The App Stores are a shovelware wasteland, these days. Some companies have over 400 apps on their stores; each one just a tiny bit different from another one.
It's basically the same problem Amazon has, with the fly-by-night "companies" that sell junk, on their site.
All sorts of scammy behavior comes out.
I'd like to blame the scammers; but they are just taking advantage of fertile soil. The fault lies with Amazon, Apple, and Google.

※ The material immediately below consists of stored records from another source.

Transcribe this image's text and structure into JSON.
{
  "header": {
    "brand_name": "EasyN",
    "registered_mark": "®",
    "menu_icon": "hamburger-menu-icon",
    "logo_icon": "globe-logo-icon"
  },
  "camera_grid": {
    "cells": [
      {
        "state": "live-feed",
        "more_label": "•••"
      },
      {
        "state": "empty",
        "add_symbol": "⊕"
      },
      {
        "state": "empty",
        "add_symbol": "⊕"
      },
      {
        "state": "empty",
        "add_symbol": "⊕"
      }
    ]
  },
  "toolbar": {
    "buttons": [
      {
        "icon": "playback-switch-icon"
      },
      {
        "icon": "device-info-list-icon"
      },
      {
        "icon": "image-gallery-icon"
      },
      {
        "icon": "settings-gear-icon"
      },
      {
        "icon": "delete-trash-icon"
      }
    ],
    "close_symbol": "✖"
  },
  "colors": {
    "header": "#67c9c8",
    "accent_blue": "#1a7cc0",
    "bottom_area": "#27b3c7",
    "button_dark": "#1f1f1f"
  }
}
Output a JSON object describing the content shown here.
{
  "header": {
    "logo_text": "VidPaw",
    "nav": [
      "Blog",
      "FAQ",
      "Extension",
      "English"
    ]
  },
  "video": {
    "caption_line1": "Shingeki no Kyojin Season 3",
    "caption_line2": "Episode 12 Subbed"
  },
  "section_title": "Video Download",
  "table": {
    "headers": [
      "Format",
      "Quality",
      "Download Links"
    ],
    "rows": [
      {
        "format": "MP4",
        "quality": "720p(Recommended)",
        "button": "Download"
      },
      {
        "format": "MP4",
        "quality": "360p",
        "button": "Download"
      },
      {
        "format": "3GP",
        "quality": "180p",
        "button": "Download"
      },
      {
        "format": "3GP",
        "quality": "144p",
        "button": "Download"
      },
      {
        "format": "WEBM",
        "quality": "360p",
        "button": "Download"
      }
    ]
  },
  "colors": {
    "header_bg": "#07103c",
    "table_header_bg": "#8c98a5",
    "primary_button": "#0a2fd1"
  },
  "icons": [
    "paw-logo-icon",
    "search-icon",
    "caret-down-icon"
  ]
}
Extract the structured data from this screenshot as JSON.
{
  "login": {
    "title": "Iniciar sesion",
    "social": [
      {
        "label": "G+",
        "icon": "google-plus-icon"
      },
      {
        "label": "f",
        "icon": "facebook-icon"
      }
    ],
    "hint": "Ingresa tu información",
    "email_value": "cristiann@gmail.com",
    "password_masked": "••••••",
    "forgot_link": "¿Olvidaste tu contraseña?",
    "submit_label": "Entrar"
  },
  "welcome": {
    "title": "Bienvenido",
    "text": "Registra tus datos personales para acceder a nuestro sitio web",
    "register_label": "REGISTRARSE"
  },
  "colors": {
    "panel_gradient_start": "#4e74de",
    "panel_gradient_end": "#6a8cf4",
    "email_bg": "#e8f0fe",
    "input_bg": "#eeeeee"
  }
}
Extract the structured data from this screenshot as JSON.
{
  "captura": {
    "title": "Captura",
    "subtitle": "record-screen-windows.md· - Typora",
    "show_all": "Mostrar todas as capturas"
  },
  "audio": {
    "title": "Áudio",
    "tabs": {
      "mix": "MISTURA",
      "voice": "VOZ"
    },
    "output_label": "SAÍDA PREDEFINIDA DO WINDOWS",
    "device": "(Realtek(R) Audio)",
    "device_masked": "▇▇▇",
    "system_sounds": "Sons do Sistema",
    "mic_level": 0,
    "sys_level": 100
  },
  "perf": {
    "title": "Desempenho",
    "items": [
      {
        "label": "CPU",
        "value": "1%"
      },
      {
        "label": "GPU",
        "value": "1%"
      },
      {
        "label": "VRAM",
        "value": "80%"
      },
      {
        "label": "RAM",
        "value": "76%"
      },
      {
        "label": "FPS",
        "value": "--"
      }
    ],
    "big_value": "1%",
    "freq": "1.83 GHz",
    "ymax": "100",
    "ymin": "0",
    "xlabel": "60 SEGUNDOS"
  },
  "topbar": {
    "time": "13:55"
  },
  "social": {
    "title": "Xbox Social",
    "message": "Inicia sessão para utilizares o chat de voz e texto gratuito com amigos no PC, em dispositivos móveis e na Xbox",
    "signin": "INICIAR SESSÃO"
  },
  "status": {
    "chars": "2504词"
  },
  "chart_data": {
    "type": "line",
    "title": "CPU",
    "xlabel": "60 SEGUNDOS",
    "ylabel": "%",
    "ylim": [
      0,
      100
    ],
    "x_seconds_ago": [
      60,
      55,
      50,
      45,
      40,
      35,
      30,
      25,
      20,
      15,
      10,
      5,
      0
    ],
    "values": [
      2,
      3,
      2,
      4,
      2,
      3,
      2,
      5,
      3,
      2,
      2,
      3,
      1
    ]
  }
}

I once had someone register a complaint with Apple, about one of my [iOS] apps, because its name began with the first few characters of their name. This meant that my app appeared in a list with theirs, as people typed, and they wanted to eliminate competition. The problem was that Apple has a "guilty until proven innocent" copyright reporting system, kind of like DMCA complaints.
I wound up changing the name of my app, anyway, but not because of that. It was a bad name, and I really didn't feel like dealing with their shit. I was already going to change it.
georgeecollins
an hour ago
Undermining the power of software vendors is an institutional imperative at Apple. There is a memory of the days when they were dependent on Adobe and Microsoft for their hardware to be viable. When they design App stores they make the rules and game the system with this in mind.
It's not just that the stores are open to everyone-- shovelware and all. Steam does that but because they care about the ecosystem they protect pricing for premium products. They make reviews and recommendations relevant. Try to get your terrible knock off of a hit game come up in a search-- they are on to that.
PaulHoule
41 minutes ago
It's notable that other attempts to develop game app stores for non-console platforms have fallen flat. If Microsoft has gotten any traction at all for game distribution on Windows it's because of the really different GAME PASS model. Blizzard, EA and such have apps to download their own games but don't challenge Steam for third parties, Good Old Games with it's anti-DRM stance is the only real competitor.
Steam is a model of integrity and it's a good thing that it's not for sale because it would be an obvious acquisition for irrelevant players like Gamestop who want be relevant today, it would have been a better acquisition for Microsoft than Activision but any acquirer would kill it one way or the other by violating its integrity.